Running Across Borders

It had been nearly 2 weeks since the 100K and I was starting to go stircrazy not running, so after a cheeky afternoon nap (beer at lunchtime always does that to me), I laced up my shoes and checked out if my legs were still talking to me.

I figured that rural Poland was a fairly safe place to run, so took no ID with me, and headed off towards the end of the road in search of softer terrain. I suddenly heard some puffing and panting behind me, and thought that someone else had the idea of running the same way, but when I turned round it wasn’t a runner but a majestic deer. That stopped me in my tracks as I’d never thought a girl vs deer race would be a fair match.

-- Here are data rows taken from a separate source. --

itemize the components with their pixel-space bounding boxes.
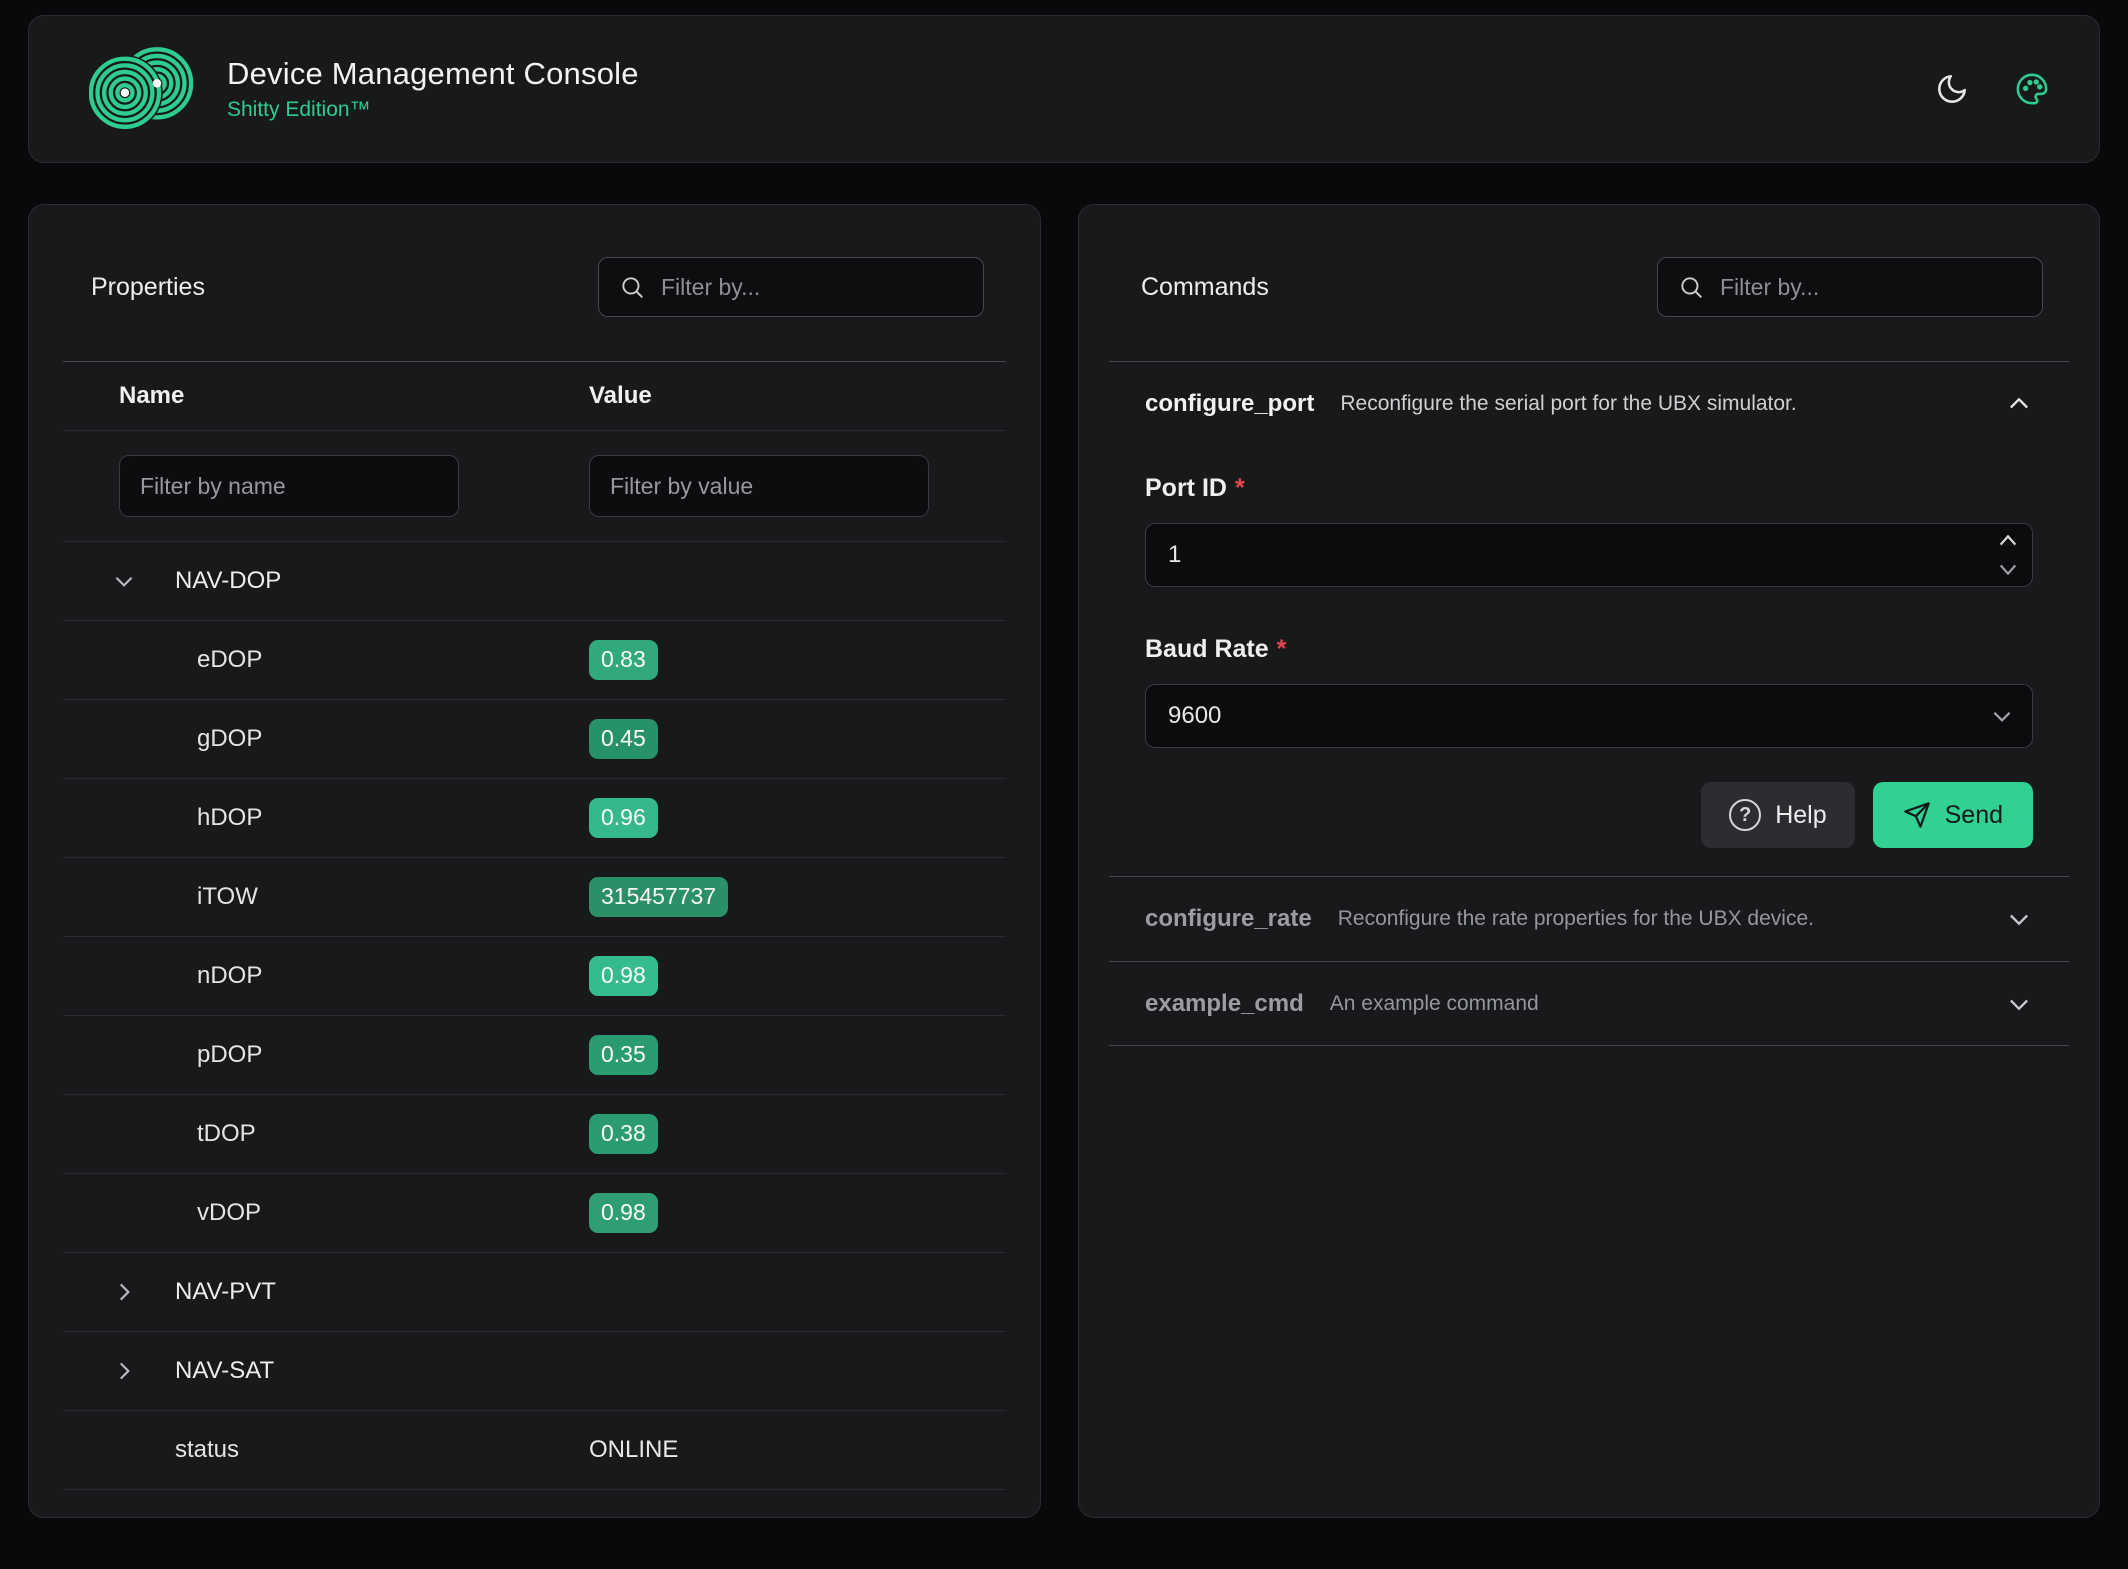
value-filter-input[interactable] xyxy=(589,455,929,517)
port-id-input[interactable] xyxy=(1145,523,2033,587)
property-name: hDOP xyxy=(197,804,262,832)
search-icon xyxy=(619,274,645,300)
column-header-name: Name xyxy=(119,382,184,410)
stepper-up-icon[interactable] xyxy=(1997,531,2019,549)
command-name: example_cmd xyxy=(1145,990,1304,1018)
property-name: iTOW xyxy=(197,883,258,911)
field-label-baud-rate: Baud Rate* xyxy=(1145,635,2033,664)
help-icon: ? xyxy=(1729,799,1761,831)
baud-rate-value: 9600 xyxy=(1145,684,2033,748)
property-row: nDOP 0.98 xyxy=(63,937,1006,1016)
page-title: Device Management Console xyxy=(227,56,639,92)
chevron-down-icon xyxy=(111,568,137,594)
property-name: tDOP xyxy=(197,1120,256,1148)
column-filter-row xyxy=(63,431,1006,542)
property-name: gDOP xyxy=(197,725,262,753)
command-name: configure_port xyxy=(1145,390,1314,418)
column-header-value: Value xyxy=(589,382,652,410)
chevron-right-icon xyxy=(111,1279,137,1305)
property-name: pDOP xyxy=(197,1041,262,1069)
name-filter-input[interactable] xyxy=(119,455,459,517)
command-name: configure_rate xyxy=(1145,905,1312,933)
chevron-down-icon xyxy=(2005,990,2033,1018)
app-logo-icon xyxy=(89,41,193,137)
stepper-down-icon[interactable] xyxy=(1997,561,2019,579)
property-name: eDOP xyxy=(197,646,262,674)
property-value-badge: 0.98 xyxy=(589,956,658,996)
property-name: nDOP xyxy=(197,962,262,990)
property-value-badge: 0.45 xyxy=(589,719,658,759)
command-row-configure-rate[interactable]: configure_rate Reconfigure the rate prop… xyxy=(1109,876,2069,961)
properties-title: Properties xyxy=(91,273,205,302)
properties-table: Name Value NAV-DOP eDOP 0.83 gDOP xyxy=(63,361,1006,1490)
command-row-example-cmd[interactable]: example_cmd An example command xyxy=(1109,961,2069,1046)
property-value-badge: 315457737 xyxy=(589,877,728,917)
property-row: vDOP 0.98 xyxy=(63,1174,1006,1253)
commands-title: Commands xyxy=(1141,273,1269,302)
property-row: gDOP 0.45 xyxy=(63,700,1006,779)
property-group-label: NAV-SAT xyxy=(175,1357,274,1385)
command-description: Reconfigure the serial port for the UBX … xyxy=(1340,392,1796,416)
property-group-row[interactable]: NAV-PVT xyxy=(63,1253,1006,1332)
property-row: pDOP 0.35 xyxy=(63,1016,1006,1095)
properties-filter-input[interactable] xyxy=(661,274,963,301)
property-value-badge: 0.98 xyxy=(589,1193,658,1233)
palette-icon[interactable] xyxy=(2015,72,2049,106)
property-row: iTOW 315457737 xyxy=(63,858,1006,937)
property-name: status xyxy=(175,1436,239,1464)
search-icon xyxy=(1678,274,1704,300)
page-subtitle: Shitty Edition™ xyxy=(227,98,639,122)
baud-rate-select[interactable]: 9600 xyxy=(1145,684,2033,748)
property-row: eDOP 0.83 xyxy=(63,621,1006,700)
property-group-label: NAV-DOP xyxy=(175,567,281,595)
number-stepper[interactable] xyxy=(1997,523,2019,587)
field-label-port-id: Port ID* xyxy=(1145,474,2033,503)
property-value-badge: 0.35 xyxy=(589,1035,658,1075)
properties-filter[interactable] xyxy=(598,257,984,317)
properties-table-header: Name Value xyxy=(63,361,1006,431)
required-asterisk: * xyxy=(1235,474,1245,502)
send-button[interactable]: Send xyxy=(1873,782,2033,848)
property-group-row[interactable]: NAV-SAT xyxy=(63,1332,1006,1411)
command-description: An example command xyxy=(1330,992,1539,1016)
property-name: vDOP xyxy=(197,1199,261,1227)
chevron-right-icon xyxy=(111,1358,137,1384)
property-group-row[interactable]: NAV-DOP xyxy=(63,542,1006,621)
help-button[interactable]: ? Help xyxy=(1701,782,1854,848)
property-row: hDOP 0.96 xyxy=(63,779,1006,858)
commands-filter-input[interactable] xyxy=(1720,274,2022,301)
chevron-down-icon xyxy=(2005,905,2033,933)
commands-panel: Commands configure_port Reconfigure the … xyxy=(1078,204,2100,1518)
property-group-label: NAV-PVT xyxy=(175,1278,276,1306)
command-description: Reconfigure the rate properties for the … xyxy=(1338,907,1814,931)
commands-list: configure_port Reconfigure the serial po… xyxy=(1109,361,2069,1046)
required-asterisk: * xyxy=(1277,635,1287,663)
send-icon xyxy=(1903,801,1931,829)
app-header: Device Management Console Shitty Edition… xyxy=(28,15,2100,163)
chevron-up-icon xyxy=(2005,390,2033,418)
commands-filter[interactable] xyxy=(1657,257,2043,317)
property-value-badge: 0.83 xyxy=(589,640,658,680)
command-form-configure-port: Port ID* Baud Rate* 9600 ? Help xyxy=(1109,446,2069,876)
property-row: tDOP 0.38 xyxy=(63,1095,1006,1174)
property-value-badge: 0.38 xyxy=(589,1114,658,1154)
property-row: status ONLINE xyxy=(63,1411,1006,1490)
property-value: ONLINE xyxy=(589,1436,678,1464)
property-value-badge: 0.96 xyxy=(589,798,658,838)
properties-panel: Properties Name Value NAV-DOP xyxy=(28,204,1041,1518)
command-row-configure-port[interactable]: configure_port Reconfigure the serial po… xyxy=(1109,361,2069,446)
theme-toggle-moon-icon[interactable] xyxy=(1935,72,1969,106)
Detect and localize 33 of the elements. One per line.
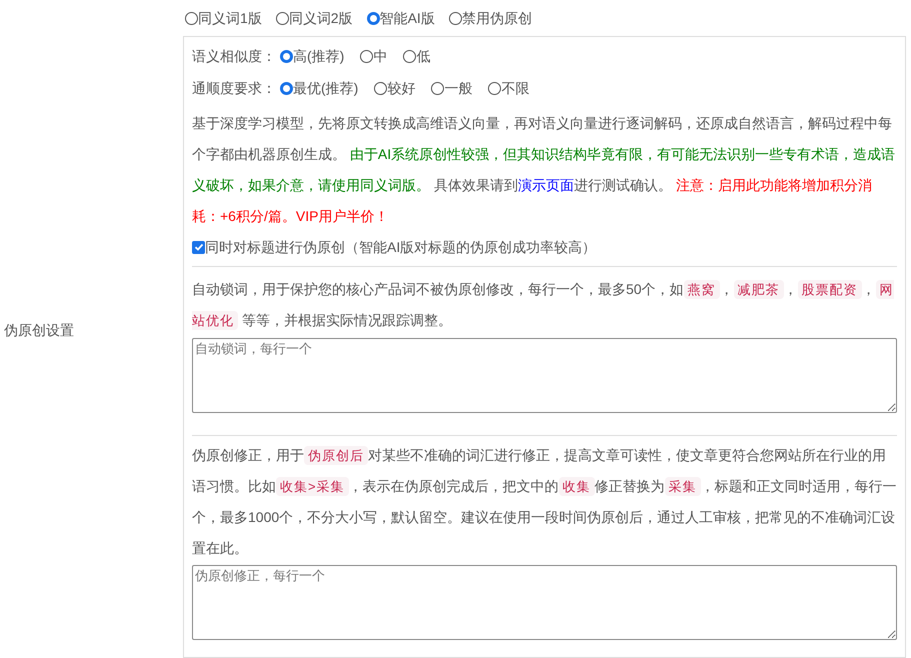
setting-option[interactable]: 一般 [444,78,472,99]
mode-option[interactable]: 智能AI版 [380,8,435,28]
radio-selected[interactable] [366,12,380,24]
radio[interactable] [374,82,388,95]
ai-description: 基于深度学习模型，先将原文转换成高维语义向量，再对语义向量进行逐词解码，还原成自然语言，解码过程中每个字都由机器原创生成。 由于AI系统原创性较强，但其知识结构毕竟有限，有可能无法识别一些专有术语，造成语义破坏，如果介意，请使用同义词版。 具体效果请到演示页面进行测试确认。 注意：启用此功能将增加积分消耗：+6积分/篇。VIP用户半价！ [192,114,896,226]
radio-selected[interactable] [280,50,293,63]
setting-option[interactable]: 中 [373,46,388,67]
radio-selected[interactable] [280,82,293,95]
section-label: 伪原创设置 [4,320,74,340]
lock-words-textarea[interactable]: 自动锁词，每行一个 [192,338,897,413]
mode-option[interactable]: 禁用伪原创 [462,8,532,28]
lock-words-description: 自动锁词，用于保护您的核心产品词不被伪原创修改，每行一个，最多50个，如 燕窝 ， 减肥茶 ， 股票配资 ， 网站优化 等等，并根据实际情况跟踪调整。 [192,279,895,332]
radio[interactable] [360,50,374,63]
correction-description: 伪原创修正，用于 伪原创后 对某些不准确的词汇进行修正，提高文章可读性，使文章更符合您网站所在行业的用语习惯。比如 收集>采集 ，表示在伪原创完成后，把文中的 收集 修正替换为 采集 ，标题和正文同时适用，每行一个，最多1000个，不分大小写，默认留空。建议在使用一段时间伪原创后，通过人工审核，把常见的不准确词汇设置在此。 [192,445,897,558]
radio[interactable] [448,12,462,24]
setting-option[interactable]: 低 [416,46,430,67]
setting-option[interactable]: 较好 [387,78,416,99]
radio[interactable] [403,50,416,63]
title-checkbox[interactable] [192,240,205,254]
setting-label: 语义相似度： [192,47,276,66]
mode-option[interactable]: 同义词2版 [288,8,353,28]
radio[interactable] [276,12,289,24]
title-option-label[interactable]: 同时对标题进行伪原创（智能AI版对标题的伪原创成功率较高） [205,236,596,258]
setting-option[interactable]: 高(推荐) [293,46,344,67]
demo-page-link[interactable]: 演示页面 [518,177,574,193]
setting-option[interactable]: 最优(推荐) [293,78,358,99]
radio[interactable] [185,12,198,24]
radio[interactable] [431,82,444,95]
correction-textarea[interactable]: 伪原创修正，每行一个 [192,565,897,640]
setting-option[interactable]: 不限 [501,78,530,99]
radio[interactable] [488,82,502,95]
mode-option[interactable]: 同义词1版 [198,8,262,28]
setting-label: 通顺度要求： [192,79,276,98]
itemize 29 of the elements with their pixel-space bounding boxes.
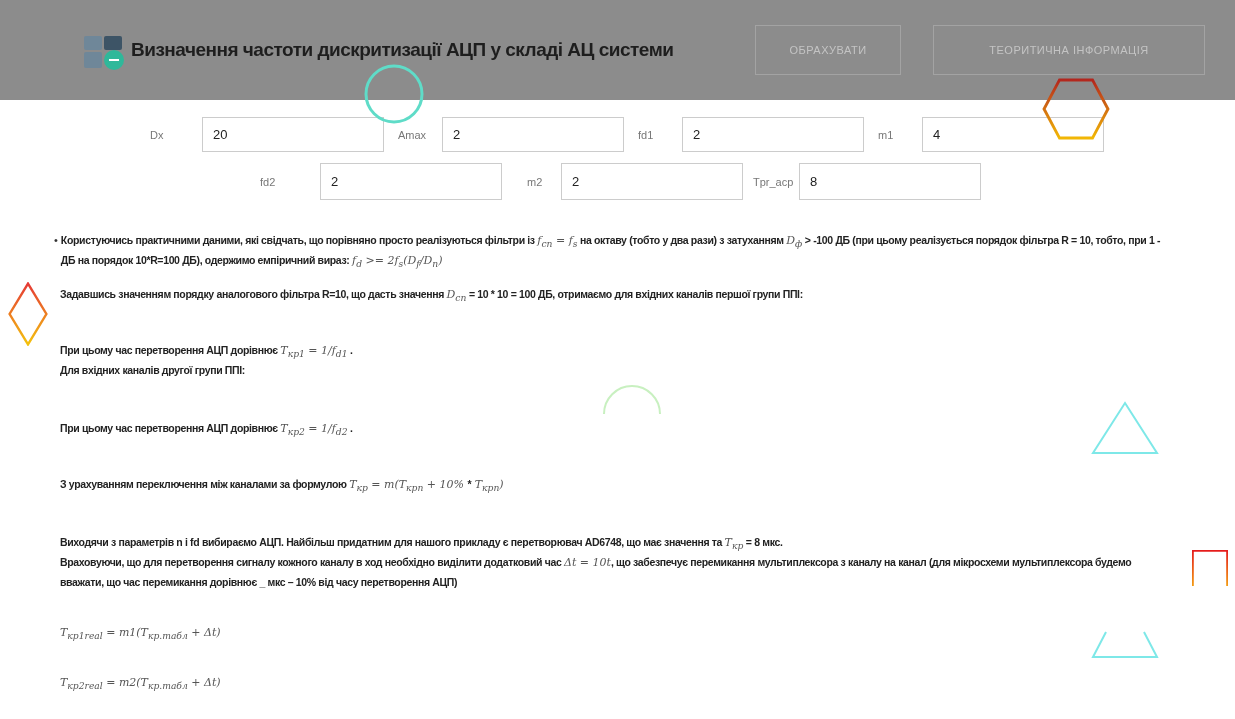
triangle-shape [1090,400,1160,456]
field-label: fd2 [260,175,277,188]
paragraph: Враховуючи, що для перетворення сигналу кожного каналу в ход необхідно виділити додатковий час Δt = 10t, що забезпечує перемикання мультиплексора з каналу на канал (для мікросхеми мультиплексора будемо вважати, що час перемикання дорівнює _ мкс – 10% від часу перетворення АЦП) [60,555,1133,590]
paragraph: Задавшись значенням порядку аналогового фільтра R=10, що дасть значення D$_{сп}$ = 10 * 10 = 100 ДБ, отримаємо для вхідних каналів першої групи ППІ: [60,287,803,304]
field-label: m1 [878,128,895,141]
field-label: Dx [150,128,165,141]
bullet: • [54,233,58,248]
field-label: m2 [527,175,544,188]
paragraph: T$_{кр2real}$ = m2(T$_{кр.табл}$ + Δt) [60,675,221,692]
field-label: Tpr_acp [753,175,795,188]
input-field[interactable]: 2 [561,163,743,200]
input-field[interactable]: 2 [320,163,502,200]
input-field[interactable]: 2 [442,117,624,152]
diamond-shape [8,282,48,346]
circle-shape [362,62,426,126]
field-label: fd1 [638,128,655,141]
paragraph: При цьому час перетворення АЦП дорівнює T$_{кр2}$ = 1/f$_{d2}$ . [60,421,353,438]
input-field[interactable]: 4 [922,117,1104,152]
hexagon-shape [1042,78,1110,140]
field-label: Amax [398,128,428,141]
paragraph: Виходячи з параметрів n і fd вибираємо АЦП. Найбільш придатним для нашого прикладу є перетворювач AD6748, що має значення та T$_{кр}$ = 8 мкс. [60,535,783,552]
paragraph: T$_{кр1real}$ = m1(T$_{кр.табл}$ + Δt) [60,625,221,642]
input-field[interactable]: 20 [202,117,384,152]
paragraph: При цьому час перетворення АЦП дорівнює T$_{кр1}$ = 1/f$_{d1}$ . [60,343,353,360]
input-field[interactable]: 2 [682,117,864,152]
paragraph: З урахуванням переключення між каналами за формулою T$_{кр}$ = m(T$_{крn}$ + 10% * T$_{крn}$) [60,477,504,494]
page-title: Визначення частоти дискритизації АЦП у складі АЦ системи [131,39,675,61]
paragraph: Для вхідних каналів другої групи ППІ: [60,363,245,378]
input-field[interactable]: 8 [799,163,981,200]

Anyway, after he ran away into the woods, I continued on my way. I wondered whether the Polish road signs had anything important written on them but soon the tarmac ended. There were a couple of stripy posts and a barrier across the main part of the road, but there seemed to be good trails going round either end of it.

These trails joined back together 100m later on a dirt road which descended fairly steeply. As this was exactly the surface I’d been looking for, I skipped along it, waving at an elderly lady who walked past me, stooped and bent double, gathering firewood and carrying it on her back. I didn’t think much of this until I saw another lady in a similar carpet dress also gathering firewood. By this time I’d reached a quiet village with many rickety cottages, but no vehicles on the dirt roads. The sign announcing the village was written in Cyrillic script and I realised that I must have crossed the border and left Poland, now being in the Ukraine.
Nobody had said anything to me, or even noticed my presence, but I felt slightly uneasy and headed back the way I’d come, not meeting anyone at all until back to where we were staying. Describing where I’d been to my father and his cousin, they were shocked and alarmed, because not only had I run out of Poland, but I’d run out of the EU carrying no ID and having no way of contacting anyone if I’d got into trouble. They had always been told that people could be arrested or even shot for approaching the border illegally.
To be honest, I thought this was a bit of scare-mongering, so told my dad that I’d show him exactly where I’d been.
The next morning, we walked back up to the end of the road, and my dad explained that all the signs were warning of the approaching border, and that the stripy posts were indeed border markers – 1 in the red and white of Poland, and 1 in the blue and yellow of Ukraine. A car had driven past us as we walked, looped round and sped off. This seemed strange, but when a police car then drove up to us, we realised that we had been spotted and reported. It turns out that it we were going to be arrested and fined for illegally approaching the border, but only some fast talking by my father got us out of it (he also had to prove he had a job in the UK, show his British passport and show that he had previous Ukrainian visas). I could not believe how lucky I had been the day before, so that was the end of my running there!